The first release helper set is row_count(...), null_rate(...), unique(...), group_row_count(...), and cross_relation_row_count_equal(). This set is intentionally small but covers the RFC's required scopes: relation, field, group, and explicit cross-relation inputs. Broader expectation-suite compatibility, row-level validation, accepted-value catalogs, distribution checks, and external sampling policies remain future surfaces rather than hidden behavior in the first implementation.

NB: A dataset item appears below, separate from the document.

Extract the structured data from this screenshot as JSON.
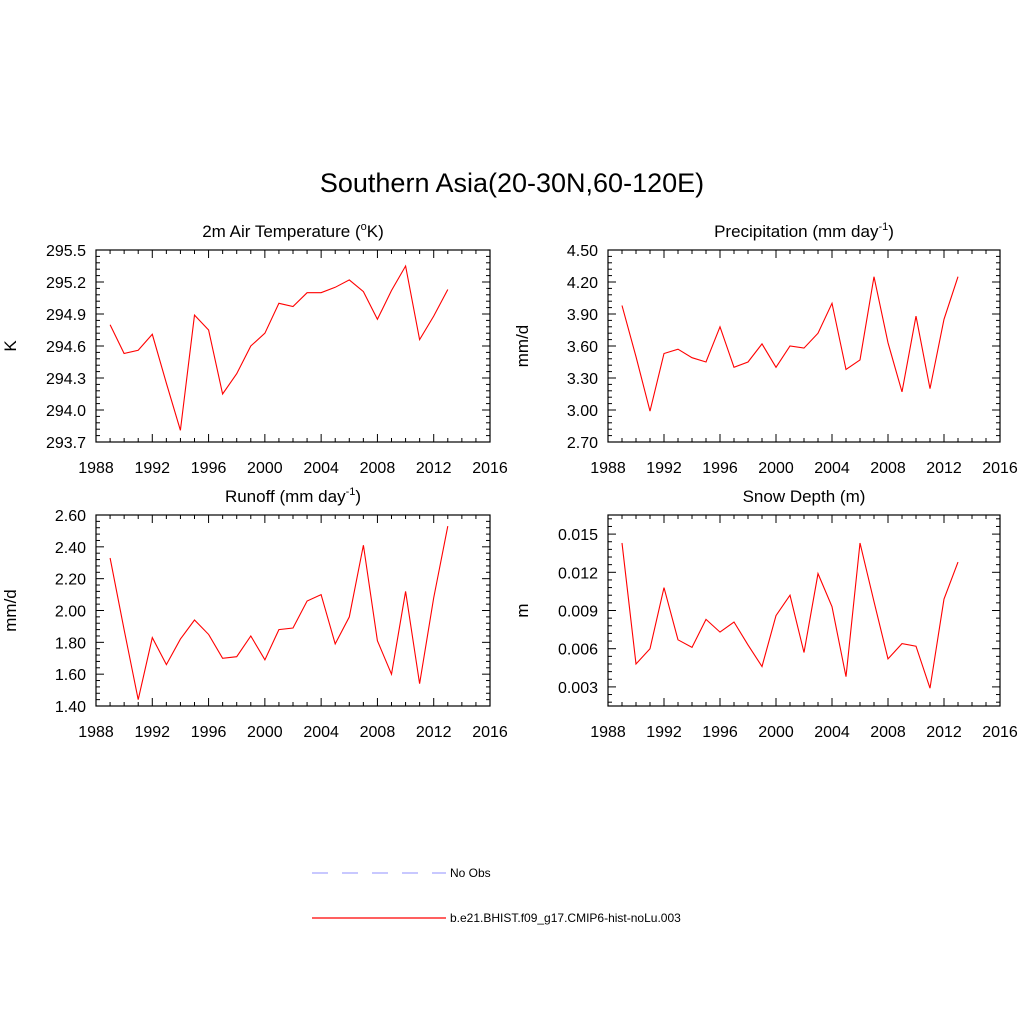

Quality observations require a Session in the first implementation because the supported checks are relational execution evidence. Even when a check can be reduced to a row count, the observation should reference the execution attempts used to compute it. Direct in-memory carrier evaluation can be added later if DataFrame exposes structured row values as evidence rather than rendered preview text.

Redacted sample references are represented as list[str] on QualityObservation. The first implementation leaves the list empty. If a later sampling or quarantine surface stores samples, observations can reference those artifacts without embedding row payloads, credentials, or sensitive values in the observation record.

quality syntax is declaration syntax, not execution syntax. It exists to make assertion lists readable while preserving one semantic model: helper calls create QualityAssertion values, quality blocks create lists of those values, and Session methods create QualityObservation evidence.